Prove that there is a linear map $T:V\to V$ such that $\text{ker}(T) = U$?

Question

Let $V$ be a vector space and $U \subseteq V$ a sub-space of V.
How can I prove that there is a linear map $T:V\to V$ such that $\text{ker}(T) = U$?
(Please suggest answers; not hints.)

Attempt
I tried $T_1(v) = 0$ for $v\in U$ and $T_1(v) = w$ for $v\not\in U$ and a chosen $w\in V$ yet $w\not\in U$. But this isn't necessarily a linear map since $u, v \in U$ yet it might be that $u + v \not\in U$. And I got stuck.

Answer 1

We make use of the following theorem ("extending a map by linearity"):

Let $V$, $W$ be vector spaces. Let $\beta$ be a basis of $V$. For any map $f:\beta\to W$, there exists a unique linear map $T:V\to W$ such that $T(x)=f(x)$ for any $x\in\beta$.

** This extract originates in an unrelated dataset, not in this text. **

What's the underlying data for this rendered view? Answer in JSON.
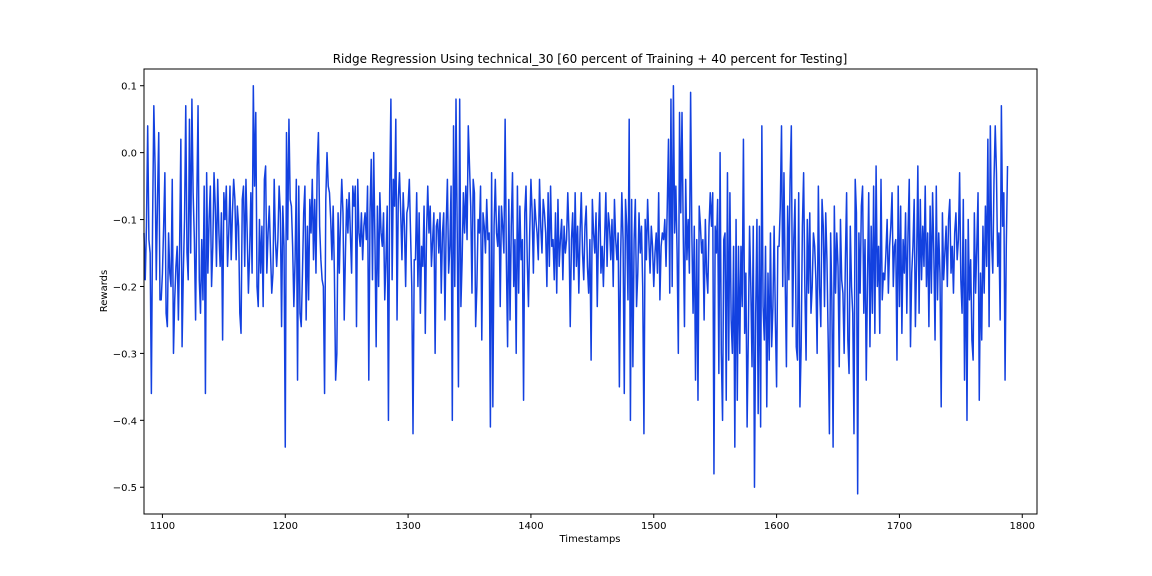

Then we can simply choose a basis $\alpha$ for $U$ and extend it to a basis $\beta$ of $V$. Choose $f:\beta\to V$ such that $f(x)=0$ for all $x\in \alpha$ and $f(x)=x$ for all $x\in \beta\setminus\alpha$. Then there exists linear map $T:V\to V$ such that $T(U)=\{0\}$. The fact that $\text{ker}(T)\le U$ can be proved easily by noticing that $\beta\setminus\alpha$ is linearly independent.